Possible Causes: Design Choices and Implementation Nuances

1. Intentional Flexibility in Parameter Storage

The temp.sqlite_parameters table is designed as a general-purpose key-value store for the CLI, not strictly for parameter binding. Developers may use this table for temporary storage unrelated to SQL parameters, such as script variables or intermediate calculations. For example:

.parameter set total "(SELECT SUM(value) FROM temp.sqlite_parameters)"
SELECT @total;  -- Valid if "total" is prefixed with @

Allowing arbitrary keys provides flexibility for advanced users, even if some keys are incompatible with parameter syntax.
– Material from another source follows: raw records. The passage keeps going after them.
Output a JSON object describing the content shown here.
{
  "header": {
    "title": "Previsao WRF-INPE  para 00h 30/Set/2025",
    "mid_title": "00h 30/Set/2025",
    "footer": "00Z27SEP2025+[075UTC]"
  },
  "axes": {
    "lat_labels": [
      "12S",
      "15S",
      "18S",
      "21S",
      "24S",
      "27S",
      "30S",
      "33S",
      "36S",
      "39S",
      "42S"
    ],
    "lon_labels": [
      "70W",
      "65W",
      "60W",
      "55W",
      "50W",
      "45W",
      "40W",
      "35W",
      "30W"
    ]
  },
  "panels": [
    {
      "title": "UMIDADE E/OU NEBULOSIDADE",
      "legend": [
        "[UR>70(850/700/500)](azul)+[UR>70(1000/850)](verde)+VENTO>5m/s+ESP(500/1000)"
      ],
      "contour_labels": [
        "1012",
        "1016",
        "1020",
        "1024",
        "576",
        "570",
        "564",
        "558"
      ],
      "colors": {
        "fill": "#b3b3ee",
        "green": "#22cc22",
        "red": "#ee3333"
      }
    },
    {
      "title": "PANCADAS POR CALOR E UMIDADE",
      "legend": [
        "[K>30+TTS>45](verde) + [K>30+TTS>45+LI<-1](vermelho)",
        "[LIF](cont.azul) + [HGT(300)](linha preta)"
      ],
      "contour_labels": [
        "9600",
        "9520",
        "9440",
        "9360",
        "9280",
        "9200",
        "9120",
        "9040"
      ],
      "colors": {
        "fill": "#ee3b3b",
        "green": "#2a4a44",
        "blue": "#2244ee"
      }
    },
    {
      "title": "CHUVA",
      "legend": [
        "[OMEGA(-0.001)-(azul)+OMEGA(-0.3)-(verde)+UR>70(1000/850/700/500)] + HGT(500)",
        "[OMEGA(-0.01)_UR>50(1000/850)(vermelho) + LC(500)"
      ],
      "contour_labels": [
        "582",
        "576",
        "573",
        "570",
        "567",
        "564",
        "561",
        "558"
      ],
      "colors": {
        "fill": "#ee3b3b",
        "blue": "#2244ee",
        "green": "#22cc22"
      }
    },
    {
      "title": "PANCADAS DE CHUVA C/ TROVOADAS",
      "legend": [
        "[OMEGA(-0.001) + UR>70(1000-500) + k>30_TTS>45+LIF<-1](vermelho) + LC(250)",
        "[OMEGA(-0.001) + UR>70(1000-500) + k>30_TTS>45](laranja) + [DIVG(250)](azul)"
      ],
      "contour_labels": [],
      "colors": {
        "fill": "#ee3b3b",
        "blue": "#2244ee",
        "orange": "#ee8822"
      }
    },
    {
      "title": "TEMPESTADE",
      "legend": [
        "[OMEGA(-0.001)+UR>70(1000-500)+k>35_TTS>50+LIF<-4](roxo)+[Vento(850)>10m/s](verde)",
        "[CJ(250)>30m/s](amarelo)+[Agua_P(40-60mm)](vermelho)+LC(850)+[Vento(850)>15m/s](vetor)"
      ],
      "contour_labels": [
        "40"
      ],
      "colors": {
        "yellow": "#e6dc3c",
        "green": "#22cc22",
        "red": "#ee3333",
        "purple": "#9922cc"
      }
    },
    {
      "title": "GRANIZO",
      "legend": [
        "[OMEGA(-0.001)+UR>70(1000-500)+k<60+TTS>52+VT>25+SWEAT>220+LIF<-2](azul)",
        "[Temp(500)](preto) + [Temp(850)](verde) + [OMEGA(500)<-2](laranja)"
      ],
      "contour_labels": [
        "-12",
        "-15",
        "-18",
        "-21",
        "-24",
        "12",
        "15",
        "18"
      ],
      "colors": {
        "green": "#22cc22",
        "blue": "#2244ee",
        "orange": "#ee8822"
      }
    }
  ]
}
2. Lack of Validation in .parameter set

The .parameter set command does not enforce naming rules because:

• Historical Reasons: Earlier CLI versions lacked parameter binding features, and the .parameter command evolved organically.
• Performance Trade-offs: Validating every parameter name would add overhead for users who populate the table programmatically.
• Use Case Prioritization: The CLI prioritizes scripting convenience over strict parameter hygiene.

3. Documentation Ambiguities

The documentation conflates two distinct concepts:

• Parameter Binding: A low-level API feature (sqlite3_bind_*()) that requires valid parameter names.
• CLI Parameter Substitution: A convenience feature that mimics parameter binding by injecting values from temp.sqlite_parameters into SQL statements.
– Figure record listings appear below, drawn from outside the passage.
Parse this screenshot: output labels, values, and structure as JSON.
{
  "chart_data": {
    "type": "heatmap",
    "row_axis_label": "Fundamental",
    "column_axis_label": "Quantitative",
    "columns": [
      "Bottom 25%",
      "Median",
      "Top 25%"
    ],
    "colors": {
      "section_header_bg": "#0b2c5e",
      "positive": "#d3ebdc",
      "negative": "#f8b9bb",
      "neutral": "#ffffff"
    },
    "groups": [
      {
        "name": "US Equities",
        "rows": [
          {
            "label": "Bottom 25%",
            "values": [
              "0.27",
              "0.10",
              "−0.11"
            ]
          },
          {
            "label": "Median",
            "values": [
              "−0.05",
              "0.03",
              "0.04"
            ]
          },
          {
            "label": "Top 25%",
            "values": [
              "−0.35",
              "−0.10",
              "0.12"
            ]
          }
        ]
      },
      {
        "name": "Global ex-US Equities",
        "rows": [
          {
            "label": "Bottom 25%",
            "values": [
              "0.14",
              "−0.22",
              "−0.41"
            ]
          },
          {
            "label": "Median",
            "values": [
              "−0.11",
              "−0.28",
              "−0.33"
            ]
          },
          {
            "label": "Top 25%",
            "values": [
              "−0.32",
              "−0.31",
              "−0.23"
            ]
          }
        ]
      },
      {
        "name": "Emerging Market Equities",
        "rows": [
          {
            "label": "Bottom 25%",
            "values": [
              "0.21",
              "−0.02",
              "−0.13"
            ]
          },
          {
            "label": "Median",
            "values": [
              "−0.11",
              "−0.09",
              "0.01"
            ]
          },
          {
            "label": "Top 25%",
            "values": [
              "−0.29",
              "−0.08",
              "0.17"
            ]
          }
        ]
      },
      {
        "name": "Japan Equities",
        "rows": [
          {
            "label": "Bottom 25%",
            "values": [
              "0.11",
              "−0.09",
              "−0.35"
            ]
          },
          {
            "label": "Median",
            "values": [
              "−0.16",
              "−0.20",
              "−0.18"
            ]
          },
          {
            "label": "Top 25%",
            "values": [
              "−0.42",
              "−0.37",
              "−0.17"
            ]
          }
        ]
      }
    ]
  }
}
This conflation creates the false impression that .parameter set uses true parameter binding, when in reality, it performs string substitution.
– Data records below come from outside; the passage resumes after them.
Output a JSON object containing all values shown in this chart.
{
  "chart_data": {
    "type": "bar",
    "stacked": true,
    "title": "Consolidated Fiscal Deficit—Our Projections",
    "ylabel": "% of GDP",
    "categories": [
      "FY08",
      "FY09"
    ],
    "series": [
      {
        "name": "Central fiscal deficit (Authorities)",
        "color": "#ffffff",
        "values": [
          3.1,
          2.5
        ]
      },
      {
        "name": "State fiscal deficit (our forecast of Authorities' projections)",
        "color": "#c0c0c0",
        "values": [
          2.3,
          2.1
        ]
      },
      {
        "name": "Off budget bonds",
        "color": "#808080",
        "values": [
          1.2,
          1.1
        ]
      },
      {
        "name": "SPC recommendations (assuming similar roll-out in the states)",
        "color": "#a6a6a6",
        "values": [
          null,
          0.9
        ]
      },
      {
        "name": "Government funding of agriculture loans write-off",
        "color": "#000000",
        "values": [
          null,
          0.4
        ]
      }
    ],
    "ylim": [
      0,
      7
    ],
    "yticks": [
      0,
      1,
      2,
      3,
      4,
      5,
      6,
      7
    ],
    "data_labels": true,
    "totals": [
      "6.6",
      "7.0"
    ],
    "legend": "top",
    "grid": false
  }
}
4. Code Structure Limitations

The CLI’s parameter handling is implemented in shell.c as a meta-command, not as part of SQLite’s core library. This isolation limits access to internal validation routines, making it harder to enforce naming rules consistently.

Troubleshooting Steps, Solutions, and Fixes

Step 1: Verify Parameter Name Validity

Before using a parameter in a query, confirm its name starts with $, :, @, or ?. Use the LIKE operator to filter valid parameters:

SELECT key FROM temp.sqlite_parameters 
WHERE key GLOB '[$:@?]*';

Step 2: Audit Parameter Usage in Queries

Replace invalid parameter references with valid syntax. For example:

-- Invalid:
SELECT xyz FROM table;

-- Valid:
SELECT @xyz FROM table;

Step 3: Secure Parameter Value Handling

To prevent SQL injection, avoid using .parameter set with untrusted input. Instead:

1. Use Quoted Values:

   .parameter set :user "'alice'"  -- Safe: Value is string 'alice'
   

2. Leverage printf() Safely:
   In scripts, sanitize values with sqlite3_mprintf("%Q", value).

Step 4: Modify CLI Source Code for Strict Validation

For developers needing strict enforcement, modify shell.c to validate parameter names in the .parameter set handler:

// In handle_parameter_command() (shell.c):
if (!is_valid_parameter_name(zKey)) {
  utf8_printf(p->out, "Error: Invalid parameter name '%s'\n", zKey);
  return 1;
}

// Validation function:
int is_valid_parameter_name(const char *zKey) {
  return zKey[0] == '$' || zKey[0] == ':' || zKey[0] == '@' || zKey[0] == '?';
}

Step 5: Use Temporary Tables for Non-Parameter Data

If storing non-parameter data, create a dedicated temporary table:

CREATE TEMP TABLE app_vars (key TEXT PRIMARY KEY, value TEXT);
INSERT INTO app_vars VALUES ('~abc', 'value');

Step 6: Update Documentation Practices

Clarify the distinction between CLI parameters and API-level binding in documentation:

• Add a warning: "The .parameter command does not validate names or prevent SQL injection."
• Separate CLI parameter features from core SQLite parameter binding sections.

Step 7: Advocate for Enhanced CLI Features

Submit a feature request to the SQLite team for:

• A .parameter validate subcommand to check name validity.
• An optional strict mode (--strict-parameters) to enforce naming rules.

Final Workaround: Use SQLite Bindings Directly

Bypass the CLI’s parameter system entirely by using prepared statements with sqlite3_bind_*() in custom scripts or applications.

By addressing the root causes and applying these solutions, users can mitigate confusion, enhance security, and align their workflows with SQLite’s intended behavior.